Alongside music, MURPHY has been deeply involved in community-led projects for much of his adult life. Introduced by his close friend and collaborator Jay Weathers, he joined Outreach Homes at its inception, investing early and remaining actively involved for over six years as it has grown. The mission resonated personally, shaped by instability and mental health challenges within his extended family growing up, and the experience of finding a second, chosen family later in childhood.

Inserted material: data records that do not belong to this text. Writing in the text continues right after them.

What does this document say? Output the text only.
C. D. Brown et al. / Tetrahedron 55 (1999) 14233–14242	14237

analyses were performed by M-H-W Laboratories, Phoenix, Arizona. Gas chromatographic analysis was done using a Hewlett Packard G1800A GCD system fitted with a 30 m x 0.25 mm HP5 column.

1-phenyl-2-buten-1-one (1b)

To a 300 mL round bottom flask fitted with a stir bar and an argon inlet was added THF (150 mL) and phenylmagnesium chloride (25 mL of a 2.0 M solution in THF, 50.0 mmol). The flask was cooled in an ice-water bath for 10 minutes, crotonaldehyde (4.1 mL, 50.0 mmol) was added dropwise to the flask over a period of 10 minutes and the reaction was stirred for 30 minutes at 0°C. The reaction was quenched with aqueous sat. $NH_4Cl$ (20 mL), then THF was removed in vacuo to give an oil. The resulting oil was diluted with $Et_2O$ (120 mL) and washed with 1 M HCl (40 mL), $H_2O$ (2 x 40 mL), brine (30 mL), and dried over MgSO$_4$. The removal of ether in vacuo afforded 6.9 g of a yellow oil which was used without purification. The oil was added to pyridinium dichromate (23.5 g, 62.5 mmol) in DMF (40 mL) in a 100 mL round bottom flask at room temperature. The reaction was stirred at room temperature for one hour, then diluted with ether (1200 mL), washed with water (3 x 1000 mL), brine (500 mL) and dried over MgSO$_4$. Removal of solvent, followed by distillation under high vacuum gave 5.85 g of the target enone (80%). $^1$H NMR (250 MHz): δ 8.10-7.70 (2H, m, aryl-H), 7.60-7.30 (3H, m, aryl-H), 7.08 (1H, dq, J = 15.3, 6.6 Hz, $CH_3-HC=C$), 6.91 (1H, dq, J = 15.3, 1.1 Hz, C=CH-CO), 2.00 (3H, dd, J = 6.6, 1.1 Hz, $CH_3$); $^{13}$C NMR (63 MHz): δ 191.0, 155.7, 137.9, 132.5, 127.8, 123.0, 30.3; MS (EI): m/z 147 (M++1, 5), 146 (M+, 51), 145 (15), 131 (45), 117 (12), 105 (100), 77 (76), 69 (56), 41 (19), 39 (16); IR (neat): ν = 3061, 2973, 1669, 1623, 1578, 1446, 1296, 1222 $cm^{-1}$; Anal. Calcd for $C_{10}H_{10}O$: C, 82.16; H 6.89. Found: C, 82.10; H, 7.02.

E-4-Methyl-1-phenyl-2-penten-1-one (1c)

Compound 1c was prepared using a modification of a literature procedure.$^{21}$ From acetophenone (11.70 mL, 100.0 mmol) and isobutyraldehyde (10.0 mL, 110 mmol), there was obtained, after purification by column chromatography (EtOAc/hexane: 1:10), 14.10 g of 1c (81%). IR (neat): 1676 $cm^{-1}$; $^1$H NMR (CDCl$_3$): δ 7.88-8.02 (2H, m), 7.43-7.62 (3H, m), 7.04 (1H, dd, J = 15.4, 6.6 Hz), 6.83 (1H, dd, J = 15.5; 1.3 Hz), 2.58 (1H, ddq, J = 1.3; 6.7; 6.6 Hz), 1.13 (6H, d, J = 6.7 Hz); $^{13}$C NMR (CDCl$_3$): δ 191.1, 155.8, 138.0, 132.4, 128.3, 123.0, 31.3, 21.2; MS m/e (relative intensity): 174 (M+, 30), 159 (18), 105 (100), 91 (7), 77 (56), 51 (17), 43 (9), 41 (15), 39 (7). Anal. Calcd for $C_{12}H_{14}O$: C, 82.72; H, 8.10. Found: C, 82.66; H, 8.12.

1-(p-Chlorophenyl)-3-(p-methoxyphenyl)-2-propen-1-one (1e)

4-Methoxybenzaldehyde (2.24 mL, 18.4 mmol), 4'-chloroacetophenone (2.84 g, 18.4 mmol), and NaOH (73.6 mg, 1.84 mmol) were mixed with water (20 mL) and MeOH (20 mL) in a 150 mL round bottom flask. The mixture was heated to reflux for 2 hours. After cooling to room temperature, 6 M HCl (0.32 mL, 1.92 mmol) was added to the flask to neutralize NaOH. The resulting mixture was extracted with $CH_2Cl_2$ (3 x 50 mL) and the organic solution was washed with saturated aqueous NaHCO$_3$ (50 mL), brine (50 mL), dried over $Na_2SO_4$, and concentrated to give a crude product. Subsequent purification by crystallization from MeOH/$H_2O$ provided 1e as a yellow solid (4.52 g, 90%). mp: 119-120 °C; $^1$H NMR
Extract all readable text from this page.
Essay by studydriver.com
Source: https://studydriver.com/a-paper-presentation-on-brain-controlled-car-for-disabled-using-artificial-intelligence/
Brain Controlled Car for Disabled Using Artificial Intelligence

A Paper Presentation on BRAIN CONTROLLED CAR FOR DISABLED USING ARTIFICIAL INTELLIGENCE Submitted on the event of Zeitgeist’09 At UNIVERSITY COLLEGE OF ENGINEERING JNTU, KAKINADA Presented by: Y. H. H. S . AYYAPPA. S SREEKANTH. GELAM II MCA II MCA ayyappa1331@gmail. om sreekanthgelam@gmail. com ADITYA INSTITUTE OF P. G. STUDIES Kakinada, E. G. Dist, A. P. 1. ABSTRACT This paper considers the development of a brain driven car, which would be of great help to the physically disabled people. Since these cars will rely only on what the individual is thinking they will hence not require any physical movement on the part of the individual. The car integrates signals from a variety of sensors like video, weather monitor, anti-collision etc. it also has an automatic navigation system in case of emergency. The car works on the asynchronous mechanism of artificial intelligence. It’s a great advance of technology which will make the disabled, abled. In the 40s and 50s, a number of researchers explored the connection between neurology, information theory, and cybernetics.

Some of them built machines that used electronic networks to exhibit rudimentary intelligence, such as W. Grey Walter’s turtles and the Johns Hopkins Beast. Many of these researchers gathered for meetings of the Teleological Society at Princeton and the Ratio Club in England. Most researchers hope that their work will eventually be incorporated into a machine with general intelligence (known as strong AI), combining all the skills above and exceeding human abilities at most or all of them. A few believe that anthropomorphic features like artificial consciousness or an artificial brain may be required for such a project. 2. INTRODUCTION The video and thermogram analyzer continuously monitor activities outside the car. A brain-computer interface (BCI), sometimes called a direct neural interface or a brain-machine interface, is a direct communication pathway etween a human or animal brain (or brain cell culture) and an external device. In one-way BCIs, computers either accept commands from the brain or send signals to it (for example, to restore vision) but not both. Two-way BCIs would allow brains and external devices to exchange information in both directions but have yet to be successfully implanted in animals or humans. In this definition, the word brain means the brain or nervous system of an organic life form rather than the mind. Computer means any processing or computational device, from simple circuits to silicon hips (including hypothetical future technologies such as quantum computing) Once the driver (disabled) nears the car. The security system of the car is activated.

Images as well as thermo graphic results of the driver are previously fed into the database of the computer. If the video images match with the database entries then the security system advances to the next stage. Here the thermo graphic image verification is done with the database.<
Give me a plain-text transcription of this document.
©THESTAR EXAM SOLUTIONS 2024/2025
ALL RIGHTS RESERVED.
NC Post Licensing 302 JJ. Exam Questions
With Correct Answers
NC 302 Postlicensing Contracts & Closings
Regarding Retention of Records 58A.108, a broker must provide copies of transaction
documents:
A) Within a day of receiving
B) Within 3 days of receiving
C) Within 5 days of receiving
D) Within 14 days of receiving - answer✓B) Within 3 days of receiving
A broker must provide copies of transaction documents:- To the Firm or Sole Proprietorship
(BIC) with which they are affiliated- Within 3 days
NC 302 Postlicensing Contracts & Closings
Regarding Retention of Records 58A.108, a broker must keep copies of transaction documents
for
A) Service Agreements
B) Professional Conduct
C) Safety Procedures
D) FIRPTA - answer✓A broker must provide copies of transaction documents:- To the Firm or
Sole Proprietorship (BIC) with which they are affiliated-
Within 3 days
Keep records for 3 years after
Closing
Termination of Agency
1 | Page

Excited to continue down this path, MURPHY is preparing a live show he wants to feel like “a living room full of musicians”, stepping fully into a chapter that feels open rather than unresolved. Amber has functioned as a form of musical therapy, but it is not a closing chapter. It is the beginning of a much larger body of work. A substantial volume of material has already been written, with more constantly taking shape. The project is called Amber for a reason: these songs were born from warmth, glow and a long-awaited moment of creative openness. Catharsis, yes - but held gently, and carried forward, step by step.